Today at Bethany we will baptize one child and bless another. This evening we will share a Jazz Vespers services that will focus on water, in particular the blessing of water in baptism. Baptism is a powerful Sacrament of the church, yet so often churches sentimentalize it as a photo-op for the family and a chance for a bump in attendance for the congregation. In fact most churches I have served kept the Baptism Font almost hidden until it was necessary for the occasion. It all combines to make the experience somewhat underwhelming.
But Baptism reminds us of what a change in focus can mean. For parents to commit to these vows and this life can have long reaching effect. Sometimes they themselves are not even aware. My favorite Baptism story comes from preacher, writer and former Methodist Bishop William Willimon. As you read this account think about what Baptism means to you and the hidden power it holds.

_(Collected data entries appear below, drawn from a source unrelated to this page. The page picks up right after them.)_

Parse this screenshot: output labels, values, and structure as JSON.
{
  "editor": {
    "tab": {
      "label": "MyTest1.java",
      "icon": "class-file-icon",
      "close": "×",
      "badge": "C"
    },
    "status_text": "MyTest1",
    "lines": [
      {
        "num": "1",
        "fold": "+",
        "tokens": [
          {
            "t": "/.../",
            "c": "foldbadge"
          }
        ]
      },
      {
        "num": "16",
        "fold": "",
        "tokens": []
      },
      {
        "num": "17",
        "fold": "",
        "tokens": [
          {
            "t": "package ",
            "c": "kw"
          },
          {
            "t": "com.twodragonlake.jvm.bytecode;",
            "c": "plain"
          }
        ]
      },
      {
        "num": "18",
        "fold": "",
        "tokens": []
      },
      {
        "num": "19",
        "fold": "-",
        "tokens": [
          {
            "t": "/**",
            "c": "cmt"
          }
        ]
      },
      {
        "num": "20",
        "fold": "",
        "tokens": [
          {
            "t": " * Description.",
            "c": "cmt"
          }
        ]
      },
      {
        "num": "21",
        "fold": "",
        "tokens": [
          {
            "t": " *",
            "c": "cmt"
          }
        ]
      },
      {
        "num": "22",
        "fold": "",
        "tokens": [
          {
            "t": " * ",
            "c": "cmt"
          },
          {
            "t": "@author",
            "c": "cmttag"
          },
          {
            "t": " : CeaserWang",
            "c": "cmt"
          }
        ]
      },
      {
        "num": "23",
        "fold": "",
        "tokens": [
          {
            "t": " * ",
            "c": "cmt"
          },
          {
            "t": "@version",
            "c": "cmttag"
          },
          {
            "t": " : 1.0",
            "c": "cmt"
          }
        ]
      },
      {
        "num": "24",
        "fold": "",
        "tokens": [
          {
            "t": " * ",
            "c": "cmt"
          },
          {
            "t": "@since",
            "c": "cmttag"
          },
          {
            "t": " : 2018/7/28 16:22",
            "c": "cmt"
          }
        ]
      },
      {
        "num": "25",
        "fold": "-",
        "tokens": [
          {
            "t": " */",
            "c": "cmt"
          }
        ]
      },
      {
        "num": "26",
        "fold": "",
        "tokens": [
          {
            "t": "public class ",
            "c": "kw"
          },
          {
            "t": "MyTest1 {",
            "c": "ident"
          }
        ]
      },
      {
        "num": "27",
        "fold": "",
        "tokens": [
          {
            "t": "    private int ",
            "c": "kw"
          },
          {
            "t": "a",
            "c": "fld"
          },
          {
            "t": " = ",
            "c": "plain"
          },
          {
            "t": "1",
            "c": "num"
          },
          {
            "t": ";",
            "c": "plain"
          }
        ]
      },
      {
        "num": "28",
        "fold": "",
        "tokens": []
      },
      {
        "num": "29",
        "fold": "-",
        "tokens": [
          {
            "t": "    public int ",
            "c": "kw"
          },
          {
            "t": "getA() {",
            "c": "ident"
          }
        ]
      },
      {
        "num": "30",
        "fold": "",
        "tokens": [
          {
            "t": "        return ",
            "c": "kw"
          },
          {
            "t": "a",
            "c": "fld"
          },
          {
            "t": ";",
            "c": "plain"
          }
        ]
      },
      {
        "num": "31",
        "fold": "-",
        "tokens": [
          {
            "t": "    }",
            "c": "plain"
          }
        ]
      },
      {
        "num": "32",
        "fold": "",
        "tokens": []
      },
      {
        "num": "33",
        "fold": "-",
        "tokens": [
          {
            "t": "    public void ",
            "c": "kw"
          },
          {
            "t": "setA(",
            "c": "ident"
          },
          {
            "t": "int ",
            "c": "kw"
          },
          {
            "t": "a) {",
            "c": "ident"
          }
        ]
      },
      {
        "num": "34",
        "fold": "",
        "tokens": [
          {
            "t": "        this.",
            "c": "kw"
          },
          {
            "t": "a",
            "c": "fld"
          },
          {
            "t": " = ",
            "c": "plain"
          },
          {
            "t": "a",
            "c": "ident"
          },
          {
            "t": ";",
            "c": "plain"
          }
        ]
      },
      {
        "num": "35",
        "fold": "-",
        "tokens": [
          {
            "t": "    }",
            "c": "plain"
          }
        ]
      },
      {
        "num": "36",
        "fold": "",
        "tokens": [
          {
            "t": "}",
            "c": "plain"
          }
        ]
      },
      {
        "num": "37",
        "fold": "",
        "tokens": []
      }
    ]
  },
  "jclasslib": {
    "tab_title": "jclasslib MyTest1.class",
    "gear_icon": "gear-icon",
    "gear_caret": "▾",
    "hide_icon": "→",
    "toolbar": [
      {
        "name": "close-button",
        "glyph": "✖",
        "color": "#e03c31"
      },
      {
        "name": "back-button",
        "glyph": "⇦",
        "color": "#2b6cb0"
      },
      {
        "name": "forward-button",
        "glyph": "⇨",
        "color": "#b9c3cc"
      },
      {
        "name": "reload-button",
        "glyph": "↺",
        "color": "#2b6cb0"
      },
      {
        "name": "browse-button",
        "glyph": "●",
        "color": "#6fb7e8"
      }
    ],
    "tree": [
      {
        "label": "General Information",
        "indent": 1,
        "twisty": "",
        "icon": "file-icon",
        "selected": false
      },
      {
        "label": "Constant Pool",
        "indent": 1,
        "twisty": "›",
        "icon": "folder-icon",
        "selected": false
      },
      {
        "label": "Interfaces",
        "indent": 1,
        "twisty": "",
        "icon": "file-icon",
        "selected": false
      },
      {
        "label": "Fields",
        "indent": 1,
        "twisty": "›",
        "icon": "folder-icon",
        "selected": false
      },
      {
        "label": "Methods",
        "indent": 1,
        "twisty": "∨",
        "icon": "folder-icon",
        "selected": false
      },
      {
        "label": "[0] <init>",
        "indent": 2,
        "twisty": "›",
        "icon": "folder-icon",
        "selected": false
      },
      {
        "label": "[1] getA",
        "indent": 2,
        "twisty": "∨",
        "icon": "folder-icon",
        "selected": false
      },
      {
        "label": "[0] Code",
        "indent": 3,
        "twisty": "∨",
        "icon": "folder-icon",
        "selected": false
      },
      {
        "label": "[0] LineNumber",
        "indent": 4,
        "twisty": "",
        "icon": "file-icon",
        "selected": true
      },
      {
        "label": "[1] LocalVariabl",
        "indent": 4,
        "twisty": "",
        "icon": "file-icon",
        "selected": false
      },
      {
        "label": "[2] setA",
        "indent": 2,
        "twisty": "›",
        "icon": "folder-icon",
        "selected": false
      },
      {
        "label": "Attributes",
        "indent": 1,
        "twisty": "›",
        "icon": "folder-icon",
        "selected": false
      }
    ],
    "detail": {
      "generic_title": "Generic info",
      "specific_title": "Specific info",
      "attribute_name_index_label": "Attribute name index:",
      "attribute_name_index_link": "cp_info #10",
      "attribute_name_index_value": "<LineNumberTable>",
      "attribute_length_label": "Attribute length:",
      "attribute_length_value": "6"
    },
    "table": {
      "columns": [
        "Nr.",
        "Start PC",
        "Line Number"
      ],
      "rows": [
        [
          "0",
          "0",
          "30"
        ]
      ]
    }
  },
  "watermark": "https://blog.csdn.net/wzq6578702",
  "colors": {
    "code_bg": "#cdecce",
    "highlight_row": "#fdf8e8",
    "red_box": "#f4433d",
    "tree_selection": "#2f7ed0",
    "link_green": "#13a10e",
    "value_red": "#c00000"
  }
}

William Willimon tells a story about receiving a telephone call from an angry father while he was serving as Dean of the chapel at Duke University. His secretary buzzed him and said that there was a man calling who was terribly upset. Willimon said, “I figured as much.” He asked if it were one of his many, thought-provoking sermons that upset the man, perhaps the one where he “compared Shirley MacLaine to the Witch of Endor?” “No,” his secretary said, “we haven’t had any response to your sermons...This man is mad over something you have done to his daughter.”
Willimon was puzzled and told his secretary to put him through. The father began by saying, “I hold you personally responsible.” “For what?” Willimon asked. The father replied, “My daughter. We sent her to Duke to get a good education. She is supposed to go to medical school and become a third generation [doctor]. Now she’s got some fool idea in her head about Haiti, and I hold you responsible.”
Turns out, his daughter was involved in the chapel, various campus causes, and was one of the organizers of a spring Mission trip to Haiti. The father said, “She has good grades and a chance to go to medical school...now this.” “Now what?” Willimon said. The father shouted into the phone, “Don’t act so dumb. Even if you are a preacher, you know very well what. Now she has some fool idea about going to Haiti for three years teaching kids there. None of this would have happened if it hadn’t been for you. She likes your sermons and you’ve taken advantage of her at an impressionable age. Now she’s got this fool idea about going to Haiti!”
At this point, Willimon says he was getting a bit energized himself. So he responded, “Now just a minute. Didn’t you have her baptized?” The father replied, “Well, yes, but...” “– And,” Willimon continued, “didn’t you take her to Sunday School?” The father stammered in reply, “Well, uh, sure we did. But we never intended for it to do any damage.”
“Well, there you have it,” Willimon said. “She was messed up before she came to us. Baptized, Sundayschooled, called. Don’t blame this on me. You’re the one who started it. You should have thought about what you were doing when you had her baptized.” “But,” the father pleaded, “We’re only Presbyterians. We just wanted her to be a good person. We never wanted anything like this.” “Sorry,” Willimon said, “You’re talking to the wrong person. If you want to complain, take it to her third grade Sunday School teacher or your church leader. Take it up with your wife. You’re the ones who got her into this when you had her baptized. Thanks. Have a nice day.”